= Kronoskjuts =

Transport obligation of Swedish peasants

Kronoskjuts (Swedish; Kruununkyyti in Finnish; lit. 'Crown transport') was the historical obligation of Swedish and Finnish peasants to transport state officials and state property. Officials could demand rides (friskjuts) at will and without payment. It was, however, limited by the Ordinance of Alsnö and a number of subsequent government orders to specific cases. In the middle of the 17th century, the obligation was reintroduced and used when the king, queen and court were traveling (kungsskjuts). It was also used to transport troops and military supplies or other Crown property. A third case was the transport of prisoners (fångtransport).

Those free from the requirement included the nobility, royal estates, cities and their subordinate estates, and postmen. In 1527, for instance, Gustav Vasa allowed those on the postal route who were responsible for the transportation of mail across the Sea of Åland a dispensation.

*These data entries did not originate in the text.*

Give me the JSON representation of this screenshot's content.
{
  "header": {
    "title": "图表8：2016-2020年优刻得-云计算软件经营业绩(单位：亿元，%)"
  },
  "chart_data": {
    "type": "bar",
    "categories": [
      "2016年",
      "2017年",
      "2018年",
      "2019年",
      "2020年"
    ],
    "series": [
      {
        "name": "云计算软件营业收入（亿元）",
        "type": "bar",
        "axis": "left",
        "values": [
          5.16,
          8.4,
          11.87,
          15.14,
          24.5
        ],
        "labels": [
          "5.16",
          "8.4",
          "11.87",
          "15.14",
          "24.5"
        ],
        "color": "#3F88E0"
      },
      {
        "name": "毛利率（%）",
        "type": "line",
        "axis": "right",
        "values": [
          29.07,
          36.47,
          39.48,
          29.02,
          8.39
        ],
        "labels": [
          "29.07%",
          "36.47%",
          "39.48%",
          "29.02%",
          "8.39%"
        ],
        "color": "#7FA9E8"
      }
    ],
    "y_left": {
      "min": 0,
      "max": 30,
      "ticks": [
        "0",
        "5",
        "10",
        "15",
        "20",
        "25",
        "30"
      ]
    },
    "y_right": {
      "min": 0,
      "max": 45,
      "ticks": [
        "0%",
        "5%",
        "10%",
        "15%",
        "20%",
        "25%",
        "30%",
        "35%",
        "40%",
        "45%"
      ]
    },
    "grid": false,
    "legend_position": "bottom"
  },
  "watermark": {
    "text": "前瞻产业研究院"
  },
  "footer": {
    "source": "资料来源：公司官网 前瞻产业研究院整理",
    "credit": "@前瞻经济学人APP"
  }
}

It was not until 1689 that Crown transport was subject to a fee. Prison transportation became a paid service in 1734. Exceptions could be ordered, then under the name fri kronoskjuts 'free Crown transportation'. In 1878, the transportation reform stipulated that Crown transportation in peacetime should not be used by the Crown's staff, unless great urgency "was necessary".

In Finland, this responsibility was given to the state in 1920; the law was later repealed in 1950.